Saskatchewan called a 'childcare desert' in new report
Child care options are scarce in Saskatchewan, according to a new report.
The "Not Done Yet" report done by the Canadian Centre for Policy Alternatives says that 92 per cent of young children in the province don’t have easy access to childcare.
“Saskatchewan has the highest proportion of children living in child care deserts by far: 85,500 younger children live in a postal code where there are more than three children per licensed space,” the report said.
“This means that many more children are living in child care deserts in Saskatchewan than Quebec, even though Quebec has four times the child population.”
The report said that parents in downtown Regina have the best chance of finding a nearby child care space. However, it said in Saskatoon and Regina, there are about two licensed spaces for every 10 children, a coverage rate of just over 20 per cent.
“St. John’s, Newfoundland and Labrador, the Ontario cities of Barrie, Guelph, Hamilton and Brampton, and Saskatoon scored particularly badly, with low availability of infant spaces compared to their population of infants. In those cities, there is less than one licensed space for every 10 infants.”
Saskatchewan's Education Minister said the report does not tell the full story.
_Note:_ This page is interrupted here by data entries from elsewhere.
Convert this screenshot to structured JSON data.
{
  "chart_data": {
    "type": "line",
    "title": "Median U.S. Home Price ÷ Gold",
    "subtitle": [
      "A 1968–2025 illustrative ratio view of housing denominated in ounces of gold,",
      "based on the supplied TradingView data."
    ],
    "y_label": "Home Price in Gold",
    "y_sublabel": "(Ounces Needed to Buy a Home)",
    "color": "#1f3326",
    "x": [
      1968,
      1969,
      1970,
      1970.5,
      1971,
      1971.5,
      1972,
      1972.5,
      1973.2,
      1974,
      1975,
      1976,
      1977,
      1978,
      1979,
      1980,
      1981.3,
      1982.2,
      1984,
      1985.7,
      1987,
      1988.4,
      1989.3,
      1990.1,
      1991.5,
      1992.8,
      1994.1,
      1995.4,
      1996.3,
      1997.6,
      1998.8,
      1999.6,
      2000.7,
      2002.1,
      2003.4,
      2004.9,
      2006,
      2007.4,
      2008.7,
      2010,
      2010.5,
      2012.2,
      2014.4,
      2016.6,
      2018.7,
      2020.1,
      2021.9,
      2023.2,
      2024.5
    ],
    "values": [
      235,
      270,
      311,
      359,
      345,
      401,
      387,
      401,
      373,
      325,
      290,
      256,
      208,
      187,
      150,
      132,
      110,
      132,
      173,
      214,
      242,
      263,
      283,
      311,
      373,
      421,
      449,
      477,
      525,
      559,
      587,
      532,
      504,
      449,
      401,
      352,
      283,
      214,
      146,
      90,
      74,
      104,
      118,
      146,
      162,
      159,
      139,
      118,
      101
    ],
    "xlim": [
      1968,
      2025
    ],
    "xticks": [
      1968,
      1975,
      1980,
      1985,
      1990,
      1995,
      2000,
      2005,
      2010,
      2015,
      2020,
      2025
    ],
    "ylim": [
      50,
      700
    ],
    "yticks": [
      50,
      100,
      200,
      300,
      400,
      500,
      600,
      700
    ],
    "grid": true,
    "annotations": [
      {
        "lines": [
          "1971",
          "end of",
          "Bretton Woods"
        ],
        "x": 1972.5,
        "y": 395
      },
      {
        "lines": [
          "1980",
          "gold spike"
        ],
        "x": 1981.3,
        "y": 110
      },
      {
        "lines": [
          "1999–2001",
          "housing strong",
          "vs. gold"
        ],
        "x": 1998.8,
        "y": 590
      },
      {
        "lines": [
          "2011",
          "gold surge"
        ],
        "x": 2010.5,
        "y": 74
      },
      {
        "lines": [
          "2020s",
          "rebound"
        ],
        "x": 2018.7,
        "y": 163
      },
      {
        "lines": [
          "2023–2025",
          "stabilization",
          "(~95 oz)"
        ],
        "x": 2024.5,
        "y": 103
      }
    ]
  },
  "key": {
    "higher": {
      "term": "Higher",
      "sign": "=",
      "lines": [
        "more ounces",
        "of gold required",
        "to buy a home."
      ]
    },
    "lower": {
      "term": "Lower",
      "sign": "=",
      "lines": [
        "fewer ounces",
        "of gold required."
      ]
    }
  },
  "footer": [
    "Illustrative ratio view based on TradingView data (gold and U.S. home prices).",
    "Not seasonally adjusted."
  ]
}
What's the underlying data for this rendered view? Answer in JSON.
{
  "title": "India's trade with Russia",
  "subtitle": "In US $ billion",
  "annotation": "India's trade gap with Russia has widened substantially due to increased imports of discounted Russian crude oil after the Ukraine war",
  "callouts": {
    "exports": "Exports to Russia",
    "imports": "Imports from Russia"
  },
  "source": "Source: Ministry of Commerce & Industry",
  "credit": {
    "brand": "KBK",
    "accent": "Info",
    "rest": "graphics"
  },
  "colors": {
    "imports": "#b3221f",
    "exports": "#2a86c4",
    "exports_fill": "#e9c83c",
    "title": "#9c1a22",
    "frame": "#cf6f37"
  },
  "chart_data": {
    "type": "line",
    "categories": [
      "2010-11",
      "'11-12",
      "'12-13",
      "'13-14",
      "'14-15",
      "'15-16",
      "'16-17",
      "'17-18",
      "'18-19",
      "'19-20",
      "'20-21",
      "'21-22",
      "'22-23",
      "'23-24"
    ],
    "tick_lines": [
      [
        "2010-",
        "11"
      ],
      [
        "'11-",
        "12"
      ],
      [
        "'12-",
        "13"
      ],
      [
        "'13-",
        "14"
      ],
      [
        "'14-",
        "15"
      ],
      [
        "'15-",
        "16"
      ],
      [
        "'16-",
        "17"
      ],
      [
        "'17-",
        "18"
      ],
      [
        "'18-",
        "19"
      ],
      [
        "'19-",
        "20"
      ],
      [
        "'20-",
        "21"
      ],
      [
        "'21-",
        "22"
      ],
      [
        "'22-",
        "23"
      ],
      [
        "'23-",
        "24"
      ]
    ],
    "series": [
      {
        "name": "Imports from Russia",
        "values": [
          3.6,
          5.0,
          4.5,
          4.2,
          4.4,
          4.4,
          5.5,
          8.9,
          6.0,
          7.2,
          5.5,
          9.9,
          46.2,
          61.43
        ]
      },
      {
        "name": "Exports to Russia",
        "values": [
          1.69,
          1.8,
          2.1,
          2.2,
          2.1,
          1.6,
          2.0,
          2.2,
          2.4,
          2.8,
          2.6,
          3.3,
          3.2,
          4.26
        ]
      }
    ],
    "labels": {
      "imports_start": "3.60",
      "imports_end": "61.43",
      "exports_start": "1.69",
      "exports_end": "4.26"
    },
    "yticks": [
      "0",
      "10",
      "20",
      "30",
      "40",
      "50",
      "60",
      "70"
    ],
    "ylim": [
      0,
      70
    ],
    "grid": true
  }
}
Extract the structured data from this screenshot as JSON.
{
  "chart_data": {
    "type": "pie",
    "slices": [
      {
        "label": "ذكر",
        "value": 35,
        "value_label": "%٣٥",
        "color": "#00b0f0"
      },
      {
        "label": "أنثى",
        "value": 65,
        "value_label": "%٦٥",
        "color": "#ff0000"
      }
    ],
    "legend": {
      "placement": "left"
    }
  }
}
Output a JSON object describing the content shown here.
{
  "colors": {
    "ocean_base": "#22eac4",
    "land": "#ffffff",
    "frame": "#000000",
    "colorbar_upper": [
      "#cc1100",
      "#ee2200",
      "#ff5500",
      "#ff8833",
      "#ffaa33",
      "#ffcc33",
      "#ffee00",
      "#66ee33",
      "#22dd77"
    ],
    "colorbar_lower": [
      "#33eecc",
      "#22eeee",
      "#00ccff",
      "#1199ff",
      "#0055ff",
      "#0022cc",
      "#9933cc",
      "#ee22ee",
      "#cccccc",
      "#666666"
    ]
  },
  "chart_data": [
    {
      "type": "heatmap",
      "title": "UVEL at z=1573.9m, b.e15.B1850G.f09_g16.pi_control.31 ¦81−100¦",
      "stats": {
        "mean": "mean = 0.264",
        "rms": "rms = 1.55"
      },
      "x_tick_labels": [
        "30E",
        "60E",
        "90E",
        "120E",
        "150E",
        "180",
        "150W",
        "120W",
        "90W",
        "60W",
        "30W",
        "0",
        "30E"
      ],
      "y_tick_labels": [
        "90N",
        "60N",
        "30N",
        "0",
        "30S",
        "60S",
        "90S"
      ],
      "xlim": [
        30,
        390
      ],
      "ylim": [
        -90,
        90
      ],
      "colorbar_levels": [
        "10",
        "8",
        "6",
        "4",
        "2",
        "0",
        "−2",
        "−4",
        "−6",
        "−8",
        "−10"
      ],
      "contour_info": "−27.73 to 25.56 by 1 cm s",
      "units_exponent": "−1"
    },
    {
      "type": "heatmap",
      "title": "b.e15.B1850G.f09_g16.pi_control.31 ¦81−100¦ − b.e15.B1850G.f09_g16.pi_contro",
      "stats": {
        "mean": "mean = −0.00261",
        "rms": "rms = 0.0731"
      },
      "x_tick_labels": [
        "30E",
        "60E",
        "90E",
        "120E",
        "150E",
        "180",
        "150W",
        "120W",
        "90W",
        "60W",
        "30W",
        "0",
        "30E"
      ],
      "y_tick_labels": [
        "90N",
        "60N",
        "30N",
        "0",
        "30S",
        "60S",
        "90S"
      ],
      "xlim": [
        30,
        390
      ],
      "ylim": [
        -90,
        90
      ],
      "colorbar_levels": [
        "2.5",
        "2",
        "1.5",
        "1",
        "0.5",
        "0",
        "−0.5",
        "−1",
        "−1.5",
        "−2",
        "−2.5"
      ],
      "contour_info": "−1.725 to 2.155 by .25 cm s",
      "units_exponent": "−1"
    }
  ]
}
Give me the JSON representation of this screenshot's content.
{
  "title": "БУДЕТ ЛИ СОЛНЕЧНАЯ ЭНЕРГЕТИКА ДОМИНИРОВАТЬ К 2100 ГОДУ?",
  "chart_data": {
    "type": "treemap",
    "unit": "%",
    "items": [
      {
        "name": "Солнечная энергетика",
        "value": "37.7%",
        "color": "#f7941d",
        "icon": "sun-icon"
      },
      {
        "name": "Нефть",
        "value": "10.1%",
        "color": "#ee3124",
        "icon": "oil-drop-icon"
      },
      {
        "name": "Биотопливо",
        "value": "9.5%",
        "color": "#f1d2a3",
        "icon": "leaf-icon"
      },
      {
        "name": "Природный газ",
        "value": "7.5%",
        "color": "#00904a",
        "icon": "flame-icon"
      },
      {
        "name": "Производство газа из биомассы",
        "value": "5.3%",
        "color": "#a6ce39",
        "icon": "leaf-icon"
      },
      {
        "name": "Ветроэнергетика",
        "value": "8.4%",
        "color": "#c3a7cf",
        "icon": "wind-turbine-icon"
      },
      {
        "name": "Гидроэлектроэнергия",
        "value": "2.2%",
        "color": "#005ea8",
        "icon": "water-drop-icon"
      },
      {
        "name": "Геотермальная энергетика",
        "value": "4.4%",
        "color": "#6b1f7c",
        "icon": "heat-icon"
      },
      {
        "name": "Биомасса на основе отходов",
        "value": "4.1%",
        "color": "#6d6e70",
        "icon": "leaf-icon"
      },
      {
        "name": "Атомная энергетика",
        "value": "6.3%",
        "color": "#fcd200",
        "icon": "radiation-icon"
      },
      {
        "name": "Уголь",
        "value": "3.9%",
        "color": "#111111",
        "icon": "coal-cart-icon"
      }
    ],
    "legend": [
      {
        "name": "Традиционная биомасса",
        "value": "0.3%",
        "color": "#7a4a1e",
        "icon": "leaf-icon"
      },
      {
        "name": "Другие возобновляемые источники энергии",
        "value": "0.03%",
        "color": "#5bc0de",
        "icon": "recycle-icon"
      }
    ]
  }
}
“My understanding is that that report is based on postal codes which don’t really, I think, tell the full story. If parents want, for example, say they live on the outskirts of say, Regina, but they want child care closer to where they work, say downtown, then that postal code of where they live really is irrelevant,” Minister Dustin Duncan said when asked about the report in the legislature on Tuesday.
Duncan also noted Saskatchewan was the third province to hammer out a deal to offer federally-funded $10-a-day child care.
“We are working towards implementing the child care agreement, adding thousands of spaces across the province,” he said during question period.